Historical evidence cited
To support the claims, the resolution cites contemporary U.S. consular dispatches from Dacca (now Dhaka). In late March 1971, then–Consul General Archer Blood described the violence in terms that he and his colleagues called selective genocide, arguing that non-Bengali elements, with military backing, were attacking Bengali neighbourhoods.
Another internal communication from early April — widely referenced as the Blood Telegram — criticised U.S. government inaction, saying consular staff had formally protested Washington’s refusal to even condemn the killings. The message reflected a split between official policy and the observations of on-the-ground diplomats.
| Date | Event |
|---|---|
| March 25, 1971 | Crackdown escalates; Sheikh Mujibur Rahman detained by Pakistani authorities following election victory. |
| March 28, 1971 | U.S. Consul General Archer Blood wires reports describing targeted killings and communal attacks. |
| April 6, 1971 | Consular protest—later known as the Blood Telegram—criticises U.S. silence on the violence in East Pakistan. |
| December 1971 | Conflict ends after India’s intervention; Pakistani forces surrender and Bangladesh is established. |
Why this matters now
The resolution arrives decades after the events it addresses, but recognition carries contemporary weight. Formal U.S. congressional acknowledgment can shape public memory, affect relations with governments implicated in historical violence, and influence how diasporas and victims’ families pursue accountability or reparative measures.
For lawmakers, the choice to condemn past atrocities is both symbolic and political: it confirms an official stance on historical human-rights abuse while potentially prompting hearings, briefings or diplomatic responses. For communities descended from victims, such measures can be a form of recognition long sought by survivors and their descendants.
At the same time, passage is not automatic. The resolution has been referred to the House Foreign Affairs Committee, where it may be debated, amended or stalled.

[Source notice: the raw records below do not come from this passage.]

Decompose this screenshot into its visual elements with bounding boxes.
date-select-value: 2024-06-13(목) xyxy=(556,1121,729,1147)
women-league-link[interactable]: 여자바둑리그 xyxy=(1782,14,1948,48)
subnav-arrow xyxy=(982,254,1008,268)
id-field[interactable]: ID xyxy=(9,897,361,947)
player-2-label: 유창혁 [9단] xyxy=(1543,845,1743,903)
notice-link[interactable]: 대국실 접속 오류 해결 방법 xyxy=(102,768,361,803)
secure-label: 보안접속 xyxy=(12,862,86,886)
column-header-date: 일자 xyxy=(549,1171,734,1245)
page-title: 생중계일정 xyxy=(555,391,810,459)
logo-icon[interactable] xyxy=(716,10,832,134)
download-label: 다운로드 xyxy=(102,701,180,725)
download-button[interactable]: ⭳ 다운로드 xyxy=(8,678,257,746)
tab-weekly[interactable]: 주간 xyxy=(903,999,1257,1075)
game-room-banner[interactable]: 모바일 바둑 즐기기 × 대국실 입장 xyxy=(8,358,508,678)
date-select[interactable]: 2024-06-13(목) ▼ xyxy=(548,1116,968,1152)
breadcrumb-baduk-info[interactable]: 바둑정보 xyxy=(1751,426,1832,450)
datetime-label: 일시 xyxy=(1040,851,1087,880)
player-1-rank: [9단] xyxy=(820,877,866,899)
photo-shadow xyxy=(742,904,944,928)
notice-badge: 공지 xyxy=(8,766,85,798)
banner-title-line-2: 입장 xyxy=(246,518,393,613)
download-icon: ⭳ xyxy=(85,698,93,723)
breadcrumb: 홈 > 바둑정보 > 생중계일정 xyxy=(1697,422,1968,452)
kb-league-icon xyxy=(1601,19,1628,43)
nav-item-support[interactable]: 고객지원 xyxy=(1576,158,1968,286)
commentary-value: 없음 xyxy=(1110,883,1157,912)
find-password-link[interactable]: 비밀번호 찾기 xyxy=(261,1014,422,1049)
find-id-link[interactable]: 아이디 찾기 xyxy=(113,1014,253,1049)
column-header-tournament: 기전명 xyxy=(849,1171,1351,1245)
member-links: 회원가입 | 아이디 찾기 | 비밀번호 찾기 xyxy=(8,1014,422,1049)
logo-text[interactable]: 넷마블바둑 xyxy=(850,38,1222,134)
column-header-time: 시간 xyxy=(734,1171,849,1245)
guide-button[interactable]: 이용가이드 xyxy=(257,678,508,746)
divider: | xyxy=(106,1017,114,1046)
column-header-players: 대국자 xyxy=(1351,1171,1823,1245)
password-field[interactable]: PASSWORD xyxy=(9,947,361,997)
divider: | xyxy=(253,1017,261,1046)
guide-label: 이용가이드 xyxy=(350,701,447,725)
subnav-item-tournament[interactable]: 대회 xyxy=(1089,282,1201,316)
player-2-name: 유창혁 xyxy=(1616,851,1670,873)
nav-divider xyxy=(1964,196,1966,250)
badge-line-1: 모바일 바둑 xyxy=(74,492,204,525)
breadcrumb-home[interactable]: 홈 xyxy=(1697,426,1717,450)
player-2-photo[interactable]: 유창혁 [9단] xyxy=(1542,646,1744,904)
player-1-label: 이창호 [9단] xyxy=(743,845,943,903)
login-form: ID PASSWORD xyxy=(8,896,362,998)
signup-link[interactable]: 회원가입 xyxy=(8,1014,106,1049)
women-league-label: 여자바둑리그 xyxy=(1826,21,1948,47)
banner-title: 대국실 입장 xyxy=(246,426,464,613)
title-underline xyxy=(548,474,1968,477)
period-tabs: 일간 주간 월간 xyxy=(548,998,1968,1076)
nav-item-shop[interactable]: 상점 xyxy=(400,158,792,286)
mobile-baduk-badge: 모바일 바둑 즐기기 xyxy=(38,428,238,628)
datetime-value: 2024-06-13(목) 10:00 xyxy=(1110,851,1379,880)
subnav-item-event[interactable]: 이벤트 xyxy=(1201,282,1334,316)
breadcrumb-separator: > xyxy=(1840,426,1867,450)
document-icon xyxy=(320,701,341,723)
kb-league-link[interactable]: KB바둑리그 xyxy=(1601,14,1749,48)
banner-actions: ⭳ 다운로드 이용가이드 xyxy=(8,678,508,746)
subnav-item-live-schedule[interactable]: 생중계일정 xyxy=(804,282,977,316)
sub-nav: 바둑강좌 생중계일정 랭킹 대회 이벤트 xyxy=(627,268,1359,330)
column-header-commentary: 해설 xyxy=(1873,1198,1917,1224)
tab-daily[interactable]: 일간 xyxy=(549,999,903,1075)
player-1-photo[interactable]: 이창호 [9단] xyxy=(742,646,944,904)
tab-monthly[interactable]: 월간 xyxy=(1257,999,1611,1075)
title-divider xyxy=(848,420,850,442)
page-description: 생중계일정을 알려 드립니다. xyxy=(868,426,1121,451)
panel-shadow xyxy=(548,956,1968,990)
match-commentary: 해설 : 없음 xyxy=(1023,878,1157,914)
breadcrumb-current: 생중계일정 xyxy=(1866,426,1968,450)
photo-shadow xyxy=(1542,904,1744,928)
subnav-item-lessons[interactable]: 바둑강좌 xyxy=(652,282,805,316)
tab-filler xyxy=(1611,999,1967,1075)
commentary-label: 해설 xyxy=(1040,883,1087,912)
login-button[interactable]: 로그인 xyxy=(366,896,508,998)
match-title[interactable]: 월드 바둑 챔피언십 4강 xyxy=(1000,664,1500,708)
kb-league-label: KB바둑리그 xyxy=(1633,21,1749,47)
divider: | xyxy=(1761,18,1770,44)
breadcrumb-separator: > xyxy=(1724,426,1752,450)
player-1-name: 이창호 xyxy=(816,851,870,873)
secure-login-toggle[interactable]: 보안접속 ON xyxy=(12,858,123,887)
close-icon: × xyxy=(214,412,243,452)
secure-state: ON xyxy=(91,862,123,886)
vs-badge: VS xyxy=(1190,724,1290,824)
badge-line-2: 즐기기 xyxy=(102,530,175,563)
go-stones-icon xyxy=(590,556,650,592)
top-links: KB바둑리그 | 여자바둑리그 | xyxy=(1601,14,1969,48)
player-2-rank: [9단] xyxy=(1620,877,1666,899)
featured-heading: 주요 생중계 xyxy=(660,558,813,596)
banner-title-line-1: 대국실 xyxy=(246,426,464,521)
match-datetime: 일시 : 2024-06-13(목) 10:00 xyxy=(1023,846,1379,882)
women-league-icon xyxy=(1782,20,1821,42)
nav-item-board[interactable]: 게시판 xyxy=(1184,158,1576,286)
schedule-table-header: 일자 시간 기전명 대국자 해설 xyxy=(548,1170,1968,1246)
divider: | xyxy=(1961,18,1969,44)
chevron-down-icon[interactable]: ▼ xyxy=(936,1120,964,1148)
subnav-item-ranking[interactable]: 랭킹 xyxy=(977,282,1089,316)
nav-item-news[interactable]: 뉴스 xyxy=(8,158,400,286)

Even if approved by the House, congressional recognition would not itself create criminal liability but would add pressure for further investigation or international discussion.
Possible outcomes and reactions
- Committee hearings could bring fresh testimony from historians, survivors and former diplomats.
- Passage in the House might prompt statements from the State Department, Pakistan’s government, and representatives of the Bangladeshi and South Asian diaspora.
- Legal consequences are unlikely from a congressional resolution alone, but it could bolster calls for formal investigations or international inquiries.
Whatever the legislative outcome, the resolution has reopened debate in Washington about how the United States remembers and responds to mass atrocities abroad — and whether past diplomatic choices should be reevaluated in light of contemporary human-rights standards.